Given $X$ metric space and $E$ is any subset of $X$.
If $x$ is a limit point of $E$, for every $\epsilon>0$, prove that neighborhood of x contains infinitely many element
I use the fact that when we have $x$ as a limit point of $E$, we can find a sequence on $E$ that converges to $x$, and because the sequence on $E$ and subset of neighborhood of $x$, we can conclude that neighborhood of $x$ contain infinitely many elements
Does my argument make sense?

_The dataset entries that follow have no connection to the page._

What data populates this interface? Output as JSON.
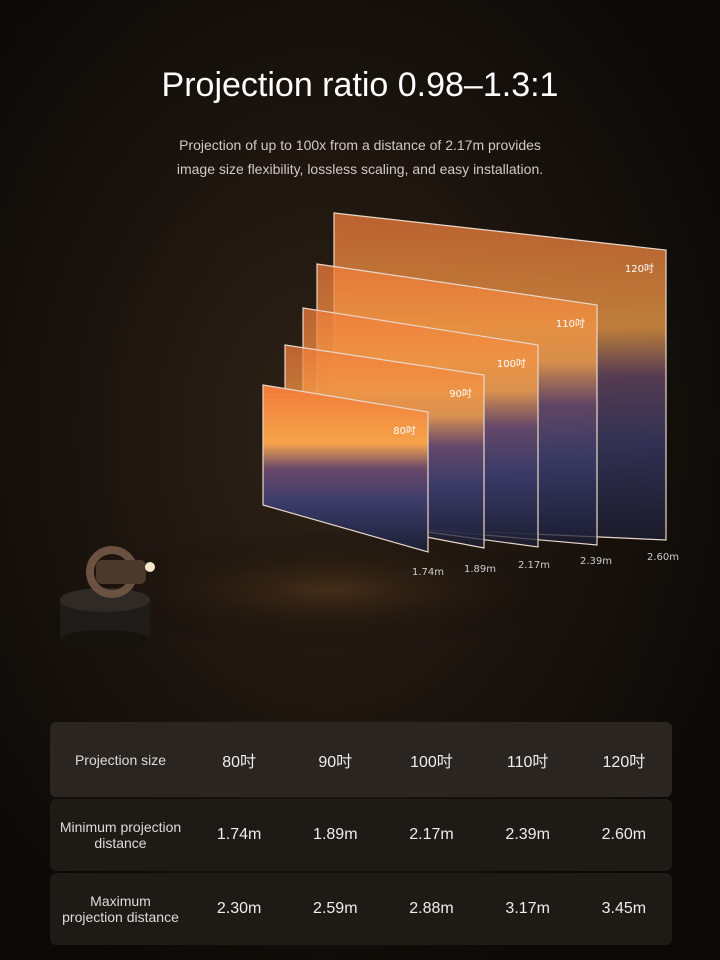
{
  "header": {
    "title": "Projection ratio 0.98–1.3:1",
    "subtitle_lines": [
      "Projection of up to 100x from a distance of 2.17m provides",
      "image size flexibility, lossless scaling, and easy installation."
    ]
  },
  "illustration": {
    "screens": [
      {
        "label": "80吋",
        "distance": "1.74m"
      },
      {
        "label": "90吋",
        "distance": "1.89m"
      },
      {
        "label": "100吋",
        "distance": "2.17m"
      },
      {
        "label": "110吋",
        "distance": "2.39m"
      },
      {
        "label": "120吋",
        "distance": "2.60m"
      }
    ]
  },
  "table": {
    "header": [
      "Projection size",
      "80吋",
      "90吋",
      "100吋",
      "110吋",
      "120吋"
    ],
    "rows": [
      [
        "Minimum projection distance",
        "1.74m",
        "1.89m",
        "2.17m",
        "2.39m",
        "2.60m"
      ],
      [
        "Maximum projection distance",
        "2.30m",
        "2.59m",
        "2.88m",
        "3.17m",
        "3.45m"
      ]
    ]
  }
}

I hope you can tell me if I'm wrong guys
Let $V$ be a neighborhood of $x$. Then there is a $r>0$ such that $B_r(x)\subset V$. Take $N\in\mathbb N$ such that $\frac1N<r$. For each $n\in\mathbb N$, take $x_n\in B_{\frac1{n+N}}(x)\setminus\{x\}$. Then the set $S=\{x_n\,|\,n\in\mathbb N\}$ must be an infinite set; otherwise, let $\varepsilon$ be the smallest distance from $x$ to an element of $S$. Then we would always have $d(x,x_n)\geqslant\varepsilon$, which is impossible, since $d(x,x_n)<\frac1{n+N}$. So, $S$ is an infinite set and $S\subset V$.
In your proof, you did not prove that your sequence has infinitely many distinct elements.